More than 785,000 Americans have their first heart attack each year and another 470,000 people have subsequent heart attacks. Heart disease kills more people each year than all other cancers combined. Some experts argue that heart disease is completely preventable. In fact, Dr. Chauncey Crandall has been all around the world, studying heart disease, and says there are areas of the world that are 100% free of heart disease.
Dr. Crandall says that if you think you’re having a heart attack, timing is critical. According to Dr. Crandall‘s study Silent Heart Attacks: A Special Newsmax Heart Health Report, there is a very direct correlation between recognizing the first symptom and getting help and mortality. The time between the first symptom and the heart attack is often referred to as ‘the golden hour.’
The problem with recognizing the symptoms of a heart attack, is that the symptoms are often vague and can be easily explained away.
Dr. Crandall, chief of the cardiac transplant team at Palm Beach Cardiovascular Clinic in Florida, has been educating patients about the symptoms and prevention of heart attacks for years and didn’t recognize the symptoms of his own impending heart attack.

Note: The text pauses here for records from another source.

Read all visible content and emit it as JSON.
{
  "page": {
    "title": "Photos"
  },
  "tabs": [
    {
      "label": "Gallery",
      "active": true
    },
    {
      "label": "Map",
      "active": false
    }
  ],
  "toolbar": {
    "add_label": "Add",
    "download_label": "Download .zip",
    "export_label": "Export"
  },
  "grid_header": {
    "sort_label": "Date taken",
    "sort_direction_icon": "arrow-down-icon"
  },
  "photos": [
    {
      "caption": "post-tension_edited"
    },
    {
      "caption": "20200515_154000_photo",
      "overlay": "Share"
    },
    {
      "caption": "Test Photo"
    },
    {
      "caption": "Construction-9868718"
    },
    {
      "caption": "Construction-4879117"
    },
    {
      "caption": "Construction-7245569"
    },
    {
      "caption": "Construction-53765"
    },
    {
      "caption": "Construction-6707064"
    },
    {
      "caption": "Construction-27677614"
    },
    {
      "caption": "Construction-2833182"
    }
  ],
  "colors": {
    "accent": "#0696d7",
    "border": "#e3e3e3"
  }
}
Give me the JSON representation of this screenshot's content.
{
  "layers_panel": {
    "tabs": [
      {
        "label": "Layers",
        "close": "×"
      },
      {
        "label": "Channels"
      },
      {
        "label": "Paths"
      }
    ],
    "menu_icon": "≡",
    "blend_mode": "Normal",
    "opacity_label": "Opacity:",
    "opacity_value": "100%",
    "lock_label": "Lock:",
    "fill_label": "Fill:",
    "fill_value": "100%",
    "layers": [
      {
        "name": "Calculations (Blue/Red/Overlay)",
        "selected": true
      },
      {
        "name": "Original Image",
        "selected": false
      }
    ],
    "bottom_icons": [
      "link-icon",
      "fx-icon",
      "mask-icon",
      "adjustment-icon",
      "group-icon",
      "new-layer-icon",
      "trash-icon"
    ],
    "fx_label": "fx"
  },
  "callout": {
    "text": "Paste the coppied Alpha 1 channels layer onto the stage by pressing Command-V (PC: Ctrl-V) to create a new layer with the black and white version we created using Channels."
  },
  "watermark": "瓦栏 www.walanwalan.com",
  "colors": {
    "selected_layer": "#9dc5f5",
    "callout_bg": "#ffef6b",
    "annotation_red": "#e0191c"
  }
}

Dr. Crandall says he noticed pain or discomfort in his left shoulder but explained it away as stress. After attempting to go for a walk, Dr. Crandall says he was having shortness of breath. He was rushed to the hospital and was found to have 99% blockage of his left anterior descending coronary artery. His heart was a ticking time bomb that was about to blow.
Because of his experience, Dr. Crandall wants to educate others on the lesser known or more silent symptoms of an impending heart attack. He says to watch out for these symptoms for both men and women:
*Pain or discomfort in your left shoulder or shoulder blade As with men, women’s most common heart attack symptom is chest pain or discomfort. But women are somewhat more likely than men to experience some of the other common symptoms, particularly shortness of breath, nausea/vomiting and back or jaw pain.
*Feeling of indigestion or fullness or stomach flu or vomiting
*Fatigue or shortness of breath or light headedness
*Inflammation of the joints
Dr. Crandall warns patients to listen to their bodies and its symptoms of disease; don’t try to explain them away, and he encourages anyone who thinks they may be experiencing the symptoms of a heart attack, to get medical help right away.